The SANS Institute has launched an open Cyber Aptitude Assessment competition that will offer high ranking applicants access to cyber 'boot camp' training worth £30,000.
The competition is available online and consists of roughly 40 multiple-choice questions which must be completed within 45 minutes.
The questions test participants' existing IT and security knowledge around key topics, including networking, security, programming languages and hardware.
They also include maths problems, comprehension tests and logic puzzles in a bid to tell whether applicants have the skills to work in cyber security.
SANS will then offer competitors a breakdown of their scores and use them to create a cohesive rank.
An undisclosed number of the top ranking applicants will then be offered £30,000 worth of training at a cyber boot camp organised by the SANS Cyber Academy.
The camp will be run by SANS instructor James Lyne, and will reportedly condense two years' worth of training into just eight weeks. Those who graduate will be GIAC certified.
The move is reportedly designed to help plug the UK cyber skills gap. Several government departments and businesses have reported difficulty in recruiting skilled cyber security professionals in recent years.

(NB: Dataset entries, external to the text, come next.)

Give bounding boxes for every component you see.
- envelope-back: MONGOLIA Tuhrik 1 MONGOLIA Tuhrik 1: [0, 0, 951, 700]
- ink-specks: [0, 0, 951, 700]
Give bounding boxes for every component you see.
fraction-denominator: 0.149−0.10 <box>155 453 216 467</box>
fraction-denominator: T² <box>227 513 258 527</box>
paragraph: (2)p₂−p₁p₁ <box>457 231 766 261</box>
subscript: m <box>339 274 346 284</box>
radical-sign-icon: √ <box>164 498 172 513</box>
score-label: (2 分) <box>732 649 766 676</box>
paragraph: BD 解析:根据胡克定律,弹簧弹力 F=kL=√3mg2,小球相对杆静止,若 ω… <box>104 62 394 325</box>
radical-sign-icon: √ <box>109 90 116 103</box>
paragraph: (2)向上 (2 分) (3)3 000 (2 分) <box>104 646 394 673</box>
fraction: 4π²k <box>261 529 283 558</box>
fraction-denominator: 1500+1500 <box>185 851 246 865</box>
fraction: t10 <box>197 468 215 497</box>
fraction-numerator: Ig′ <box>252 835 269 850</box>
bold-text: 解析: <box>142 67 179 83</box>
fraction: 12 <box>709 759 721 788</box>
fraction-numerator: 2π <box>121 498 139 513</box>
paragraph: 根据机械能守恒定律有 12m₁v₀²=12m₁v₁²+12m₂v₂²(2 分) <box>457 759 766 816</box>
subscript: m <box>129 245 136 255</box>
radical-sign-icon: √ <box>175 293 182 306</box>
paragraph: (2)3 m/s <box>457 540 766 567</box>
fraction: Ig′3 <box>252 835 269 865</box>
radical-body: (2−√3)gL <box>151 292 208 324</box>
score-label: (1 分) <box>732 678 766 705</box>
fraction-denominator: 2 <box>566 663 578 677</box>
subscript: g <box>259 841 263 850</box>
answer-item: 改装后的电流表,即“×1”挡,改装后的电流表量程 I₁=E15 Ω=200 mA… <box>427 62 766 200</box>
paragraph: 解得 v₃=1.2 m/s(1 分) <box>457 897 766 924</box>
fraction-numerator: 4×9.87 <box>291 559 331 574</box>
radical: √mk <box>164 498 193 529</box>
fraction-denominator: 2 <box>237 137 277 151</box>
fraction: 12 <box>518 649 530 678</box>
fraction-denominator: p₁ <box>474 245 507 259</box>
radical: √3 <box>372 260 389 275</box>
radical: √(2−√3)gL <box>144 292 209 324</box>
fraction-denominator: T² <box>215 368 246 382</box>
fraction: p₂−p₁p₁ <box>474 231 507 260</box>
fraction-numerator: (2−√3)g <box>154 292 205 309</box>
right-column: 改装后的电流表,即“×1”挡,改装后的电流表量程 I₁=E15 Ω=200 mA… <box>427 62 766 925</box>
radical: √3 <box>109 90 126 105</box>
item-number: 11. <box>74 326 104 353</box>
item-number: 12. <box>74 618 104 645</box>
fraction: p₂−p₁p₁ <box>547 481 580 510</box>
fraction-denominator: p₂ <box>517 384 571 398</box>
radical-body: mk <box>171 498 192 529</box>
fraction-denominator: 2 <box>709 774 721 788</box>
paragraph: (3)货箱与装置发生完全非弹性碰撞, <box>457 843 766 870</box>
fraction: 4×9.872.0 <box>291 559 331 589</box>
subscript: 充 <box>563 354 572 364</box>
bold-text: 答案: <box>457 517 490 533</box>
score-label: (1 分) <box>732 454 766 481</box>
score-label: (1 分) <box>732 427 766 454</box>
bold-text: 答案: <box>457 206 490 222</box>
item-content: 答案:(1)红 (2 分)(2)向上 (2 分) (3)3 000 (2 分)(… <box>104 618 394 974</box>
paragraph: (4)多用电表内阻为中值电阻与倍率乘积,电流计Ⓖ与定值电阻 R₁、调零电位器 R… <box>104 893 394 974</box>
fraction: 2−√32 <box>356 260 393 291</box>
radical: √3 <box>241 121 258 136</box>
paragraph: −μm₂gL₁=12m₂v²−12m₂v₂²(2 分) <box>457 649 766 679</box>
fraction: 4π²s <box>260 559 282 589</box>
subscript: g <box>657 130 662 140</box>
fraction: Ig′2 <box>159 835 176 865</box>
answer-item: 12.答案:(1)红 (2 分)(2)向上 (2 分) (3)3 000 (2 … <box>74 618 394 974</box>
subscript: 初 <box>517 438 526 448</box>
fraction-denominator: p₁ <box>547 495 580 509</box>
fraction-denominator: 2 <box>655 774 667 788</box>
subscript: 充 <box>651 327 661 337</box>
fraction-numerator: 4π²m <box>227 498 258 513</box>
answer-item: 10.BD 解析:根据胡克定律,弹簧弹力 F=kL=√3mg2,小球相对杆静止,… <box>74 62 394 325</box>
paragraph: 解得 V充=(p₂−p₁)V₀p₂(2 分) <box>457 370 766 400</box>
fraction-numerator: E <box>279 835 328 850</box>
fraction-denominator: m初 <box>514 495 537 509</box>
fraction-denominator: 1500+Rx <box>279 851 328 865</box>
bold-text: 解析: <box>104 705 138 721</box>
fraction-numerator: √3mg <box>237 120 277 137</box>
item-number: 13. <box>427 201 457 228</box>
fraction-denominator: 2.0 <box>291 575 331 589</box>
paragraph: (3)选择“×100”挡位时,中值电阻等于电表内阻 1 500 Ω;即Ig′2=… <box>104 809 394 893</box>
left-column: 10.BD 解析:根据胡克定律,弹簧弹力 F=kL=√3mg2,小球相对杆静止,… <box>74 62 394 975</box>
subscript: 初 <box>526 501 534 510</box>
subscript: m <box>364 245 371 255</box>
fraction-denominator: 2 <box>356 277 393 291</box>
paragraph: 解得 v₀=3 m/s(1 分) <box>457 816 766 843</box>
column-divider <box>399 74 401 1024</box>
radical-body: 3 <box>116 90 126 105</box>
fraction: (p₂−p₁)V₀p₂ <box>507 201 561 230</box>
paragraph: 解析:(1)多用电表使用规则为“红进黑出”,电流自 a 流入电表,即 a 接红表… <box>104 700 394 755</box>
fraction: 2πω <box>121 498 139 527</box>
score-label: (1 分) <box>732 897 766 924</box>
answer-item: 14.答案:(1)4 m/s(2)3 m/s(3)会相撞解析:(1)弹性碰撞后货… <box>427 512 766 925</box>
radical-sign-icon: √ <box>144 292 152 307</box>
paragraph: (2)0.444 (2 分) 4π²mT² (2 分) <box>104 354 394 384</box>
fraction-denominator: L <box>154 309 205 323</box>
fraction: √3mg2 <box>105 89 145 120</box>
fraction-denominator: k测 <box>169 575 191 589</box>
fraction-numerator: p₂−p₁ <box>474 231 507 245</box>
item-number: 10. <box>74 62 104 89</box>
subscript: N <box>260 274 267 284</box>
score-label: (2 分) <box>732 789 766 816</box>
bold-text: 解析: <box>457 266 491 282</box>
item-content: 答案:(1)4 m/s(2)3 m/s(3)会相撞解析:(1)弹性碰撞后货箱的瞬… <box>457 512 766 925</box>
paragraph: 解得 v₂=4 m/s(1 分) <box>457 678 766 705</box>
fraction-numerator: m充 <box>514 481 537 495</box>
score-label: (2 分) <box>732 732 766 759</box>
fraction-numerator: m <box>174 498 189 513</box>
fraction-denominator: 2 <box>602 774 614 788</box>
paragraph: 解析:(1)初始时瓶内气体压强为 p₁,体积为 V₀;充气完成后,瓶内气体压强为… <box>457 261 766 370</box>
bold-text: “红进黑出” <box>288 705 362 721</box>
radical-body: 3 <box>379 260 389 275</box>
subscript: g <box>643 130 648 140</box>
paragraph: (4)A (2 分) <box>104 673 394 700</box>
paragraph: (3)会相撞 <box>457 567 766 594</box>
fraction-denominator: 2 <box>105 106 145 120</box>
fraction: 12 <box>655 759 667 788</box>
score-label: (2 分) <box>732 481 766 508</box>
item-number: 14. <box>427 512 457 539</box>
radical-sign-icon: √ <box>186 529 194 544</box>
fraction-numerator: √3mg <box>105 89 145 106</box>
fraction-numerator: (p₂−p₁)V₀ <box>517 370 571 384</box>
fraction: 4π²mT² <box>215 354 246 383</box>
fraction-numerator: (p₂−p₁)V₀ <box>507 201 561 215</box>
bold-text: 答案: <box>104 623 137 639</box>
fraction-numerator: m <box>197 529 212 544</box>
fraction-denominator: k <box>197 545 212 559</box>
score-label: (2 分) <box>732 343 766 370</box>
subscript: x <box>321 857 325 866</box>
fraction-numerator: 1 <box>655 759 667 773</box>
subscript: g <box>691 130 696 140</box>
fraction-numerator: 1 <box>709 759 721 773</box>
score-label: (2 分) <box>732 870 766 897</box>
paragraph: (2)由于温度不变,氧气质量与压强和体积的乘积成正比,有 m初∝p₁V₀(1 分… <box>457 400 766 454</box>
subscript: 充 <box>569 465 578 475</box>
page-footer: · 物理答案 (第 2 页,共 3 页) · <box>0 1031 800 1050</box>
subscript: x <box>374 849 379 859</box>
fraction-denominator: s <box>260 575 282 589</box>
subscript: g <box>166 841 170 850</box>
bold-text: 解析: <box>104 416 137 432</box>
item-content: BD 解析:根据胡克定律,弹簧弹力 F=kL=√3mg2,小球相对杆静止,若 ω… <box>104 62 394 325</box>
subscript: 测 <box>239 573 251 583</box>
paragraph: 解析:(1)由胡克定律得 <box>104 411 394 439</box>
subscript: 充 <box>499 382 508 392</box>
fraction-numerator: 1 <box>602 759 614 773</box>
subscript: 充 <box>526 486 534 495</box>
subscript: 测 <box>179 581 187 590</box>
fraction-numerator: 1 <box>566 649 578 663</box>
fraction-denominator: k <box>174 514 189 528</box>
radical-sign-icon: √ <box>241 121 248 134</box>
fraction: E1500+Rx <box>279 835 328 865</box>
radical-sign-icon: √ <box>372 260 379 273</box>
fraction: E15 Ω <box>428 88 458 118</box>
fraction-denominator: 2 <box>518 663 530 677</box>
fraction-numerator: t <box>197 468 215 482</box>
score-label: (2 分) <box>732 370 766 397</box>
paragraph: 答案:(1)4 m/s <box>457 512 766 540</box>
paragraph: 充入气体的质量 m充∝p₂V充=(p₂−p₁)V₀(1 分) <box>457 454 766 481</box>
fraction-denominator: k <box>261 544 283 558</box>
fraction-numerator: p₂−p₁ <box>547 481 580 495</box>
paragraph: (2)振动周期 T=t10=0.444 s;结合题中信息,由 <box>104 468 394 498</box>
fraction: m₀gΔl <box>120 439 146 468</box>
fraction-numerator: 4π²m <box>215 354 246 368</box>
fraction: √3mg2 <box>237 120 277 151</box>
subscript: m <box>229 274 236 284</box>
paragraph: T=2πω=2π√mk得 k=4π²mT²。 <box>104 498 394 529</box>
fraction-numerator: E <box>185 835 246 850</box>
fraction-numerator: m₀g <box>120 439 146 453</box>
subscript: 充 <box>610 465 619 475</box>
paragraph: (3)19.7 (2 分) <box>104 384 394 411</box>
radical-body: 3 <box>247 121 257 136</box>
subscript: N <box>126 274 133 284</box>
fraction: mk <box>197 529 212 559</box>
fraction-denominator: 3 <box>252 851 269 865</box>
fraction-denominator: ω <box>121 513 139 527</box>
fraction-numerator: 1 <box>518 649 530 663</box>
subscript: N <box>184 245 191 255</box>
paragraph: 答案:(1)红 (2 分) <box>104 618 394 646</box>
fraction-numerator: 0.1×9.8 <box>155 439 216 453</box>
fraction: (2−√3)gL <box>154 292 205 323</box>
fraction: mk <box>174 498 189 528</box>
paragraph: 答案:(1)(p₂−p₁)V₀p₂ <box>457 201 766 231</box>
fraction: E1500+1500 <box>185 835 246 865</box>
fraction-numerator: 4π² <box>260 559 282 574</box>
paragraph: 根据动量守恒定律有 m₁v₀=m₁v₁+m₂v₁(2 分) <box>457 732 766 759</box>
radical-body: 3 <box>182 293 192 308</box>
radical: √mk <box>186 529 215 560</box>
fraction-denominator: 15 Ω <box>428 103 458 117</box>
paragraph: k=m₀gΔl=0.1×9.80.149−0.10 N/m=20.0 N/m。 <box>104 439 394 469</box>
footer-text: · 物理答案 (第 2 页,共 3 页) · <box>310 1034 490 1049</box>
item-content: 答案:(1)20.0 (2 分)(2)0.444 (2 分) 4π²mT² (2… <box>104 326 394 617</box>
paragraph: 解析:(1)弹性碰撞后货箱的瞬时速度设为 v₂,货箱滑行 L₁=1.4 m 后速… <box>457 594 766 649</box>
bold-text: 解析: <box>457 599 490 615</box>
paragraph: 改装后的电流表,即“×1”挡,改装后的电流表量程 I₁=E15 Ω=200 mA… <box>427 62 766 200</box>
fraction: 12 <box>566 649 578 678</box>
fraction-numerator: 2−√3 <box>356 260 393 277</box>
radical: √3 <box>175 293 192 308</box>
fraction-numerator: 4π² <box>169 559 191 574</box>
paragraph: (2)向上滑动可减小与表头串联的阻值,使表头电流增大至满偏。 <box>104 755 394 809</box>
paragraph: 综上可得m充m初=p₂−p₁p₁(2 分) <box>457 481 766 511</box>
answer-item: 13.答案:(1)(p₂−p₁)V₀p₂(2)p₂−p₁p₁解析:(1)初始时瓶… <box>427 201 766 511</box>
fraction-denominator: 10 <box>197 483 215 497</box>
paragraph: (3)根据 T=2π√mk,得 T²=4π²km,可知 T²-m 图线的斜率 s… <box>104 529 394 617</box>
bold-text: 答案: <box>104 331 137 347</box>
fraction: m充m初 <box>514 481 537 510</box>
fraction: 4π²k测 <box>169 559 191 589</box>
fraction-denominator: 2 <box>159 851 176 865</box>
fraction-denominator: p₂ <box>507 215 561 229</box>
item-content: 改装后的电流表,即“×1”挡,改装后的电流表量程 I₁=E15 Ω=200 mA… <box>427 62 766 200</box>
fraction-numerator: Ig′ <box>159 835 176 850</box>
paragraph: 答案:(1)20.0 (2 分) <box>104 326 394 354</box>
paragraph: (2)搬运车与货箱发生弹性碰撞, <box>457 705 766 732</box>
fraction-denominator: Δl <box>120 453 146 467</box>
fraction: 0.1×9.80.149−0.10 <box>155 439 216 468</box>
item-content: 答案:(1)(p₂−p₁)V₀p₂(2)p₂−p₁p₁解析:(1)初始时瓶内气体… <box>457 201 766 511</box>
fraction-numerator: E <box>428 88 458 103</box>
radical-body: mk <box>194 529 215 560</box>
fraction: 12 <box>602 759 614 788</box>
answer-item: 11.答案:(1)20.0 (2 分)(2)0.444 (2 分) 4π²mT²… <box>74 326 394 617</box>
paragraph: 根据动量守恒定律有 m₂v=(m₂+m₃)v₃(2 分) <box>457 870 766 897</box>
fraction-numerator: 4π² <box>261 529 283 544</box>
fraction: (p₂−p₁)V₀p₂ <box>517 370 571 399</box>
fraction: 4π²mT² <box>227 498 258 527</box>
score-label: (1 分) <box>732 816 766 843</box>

Julian David, chief executive at TechUK, described the shortage as one of the biggest problems facing the UK technology industry.
GCHQ launched its first open recruitment drive for "computer network operations specialists" in May in an attempt to overcome the shortage.
Prior to this the UK government announced a Cyber First programme in March designed to find and train the next generation of security professionals, continuing its efforts to bolster the nation's digital defences.
Lyne has been a constant supporter of initiatives like Cyber First, but warned during a keynote at Infosec Europe earlier in June that these education initiatives should teach future white hats how computer systems work, not just how they are hacked.